Video: Sen. Dole discusses Edwards

updated 6/28/2006 4:12:44 PM ET 2006-06-28T20:12:44

Speaking with MSNBC's Chris Matthews, Sen. Elizabeth Dole (R-NC) talked about her fellow senator from North Carolina, now the Democrat's presumptive vice-presidential candidate, Sen. John Edwards.

On the day that Sen. John Kerry (D-Mass.) announced Edwards as his running mate, Dole portrayed the choice as just another Kerry flip-flop and criticized the decision as one based on polling rather than ideology.

Dole's husband, former Republican presidential nominee and now retired Senate Majority Leader Robert Dole, resigned his Senate seat during his unsuccessful 1996 bid to unseat Democratic incumbent Bill Clinton.

Below is an excerpt of her interview scheduled to air during a special "Hardball with Chris Matthews" tonight at 9 p.m. ET.

Chris Matthews, host, "Hardball": Your fellow Senator from North Carolina, John Edwards, was picked as the vice presidential running mate. What are your thoughts on that?

Sen. Elizabeth Dole (R-NC): I wasn’t surprised. I thought for some time this might happen. Polls out there was showing support for Edwards to be the running mate. John Kerry’s first choice was apparently (Republican) Sen. John McCain but when they didn’t work out, it seemed like he turned to the polls.

Matthews: It seemed to be a prickly relationship in the beginning. Kerry questioned Edwards’ electibility, and his ambition in running for president with less than one term of elective office.
Is John Edwards too ambitious?

Dole: I have not had an opportunity to work with John Edwards as much as I’d like. In my year and a half in the senate, he’s been on the campaign trail. He’s worked hard and raised a lot of money on the campaign trail, but I haven’t worked with him as much as I’d like. Despite the stuff Kerry’s said in the primaries, he’s now chosen him to be a heartbeat away from the presidency. That’s a rather big flip-flop.

Matthews: Wow, already you’ve criticized the choice for being poll-driven, for Edwards’ campaigning instead of legislating… and you don’t really even know the guy.

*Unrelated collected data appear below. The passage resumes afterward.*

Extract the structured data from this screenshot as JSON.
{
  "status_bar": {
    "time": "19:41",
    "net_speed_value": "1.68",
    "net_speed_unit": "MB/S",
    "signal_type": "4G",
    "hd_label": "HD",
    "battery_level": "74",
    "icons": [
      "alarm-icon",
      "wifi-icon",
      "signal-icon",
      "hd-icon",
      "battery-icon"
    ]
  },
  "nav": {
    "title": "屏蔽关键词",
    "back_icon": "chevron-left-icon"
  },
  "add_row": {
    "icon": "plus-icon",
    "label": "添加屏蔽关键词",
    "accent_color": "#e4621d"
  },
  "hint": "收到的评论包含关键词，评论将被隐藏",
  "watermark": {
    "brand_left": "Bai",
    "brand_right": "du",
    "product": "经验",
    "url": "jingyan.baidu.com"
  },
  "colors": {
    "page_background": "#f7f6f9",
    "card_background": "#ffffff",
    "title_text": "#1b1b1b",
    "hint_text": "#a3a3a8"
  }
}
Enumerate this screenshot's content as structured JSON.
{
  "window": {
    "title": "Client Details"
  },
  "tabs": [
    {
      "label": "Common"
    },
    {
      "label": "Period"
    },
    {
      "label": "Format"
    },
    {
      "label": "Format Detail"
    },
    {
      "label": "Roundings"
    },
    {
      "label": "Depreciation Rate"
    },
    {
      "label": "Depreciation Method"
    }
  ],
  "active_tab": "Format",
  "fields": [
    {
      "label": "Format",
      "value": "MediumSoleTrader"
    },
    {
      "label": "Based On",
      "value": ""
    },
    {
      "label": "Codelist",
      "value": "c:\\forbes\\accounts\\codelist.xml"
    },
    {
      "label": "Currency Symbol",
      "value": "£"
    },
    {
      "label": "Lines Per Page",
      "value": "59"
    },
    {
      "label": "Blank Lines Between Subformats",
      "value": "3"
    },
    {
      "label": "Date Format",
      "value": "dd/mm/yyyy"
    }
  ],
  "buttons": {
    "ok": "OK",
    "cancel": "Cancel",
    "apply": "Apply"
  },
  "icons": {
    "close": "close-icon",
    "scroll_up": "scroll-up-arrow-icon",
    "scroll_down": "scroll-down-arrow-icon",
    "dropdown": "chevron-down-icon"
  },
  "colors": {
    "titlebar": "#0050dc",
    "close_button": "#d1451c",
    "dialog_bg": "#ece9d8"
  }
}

Dole: I didn’t say I didn’t know him, just that I haven’t worked with him as much as I’d like.

Matthews: Is he qualified to be VP?

Dole: I’ll leave that to the voters once they look into his record. I’m very strong for George W. Bush, I think he’s done a tremendous job. I’m campaigning hard for him.

John Kerry was rated by a non-partisan journal, he was ranked as the No. 1 in terms of being liberal, of all  senators. No. 4 was John Edwards. No ideological balance there.
In terms of North Carolina, they’re well to the left of the mainstream of the rest of the country.

Matthews: But now there’s a voice from the South that will sell like butter in Louisiana, in Missouri, and maybe some of the border states.

Dole: George Bush beat Al Gore in North Carolina by a 13-point spread. I think George W. will prevail against a Massachusetts liberal. It’s the top of the ticket people vote for.
Edwards no doubt has gifts—rhetorical gifts— he’s very articulate, he’s made millions of dollars as personal injury trial lawyer. The man is smart, yes, but I think people in my home state will feel this too much to the left of main stream views.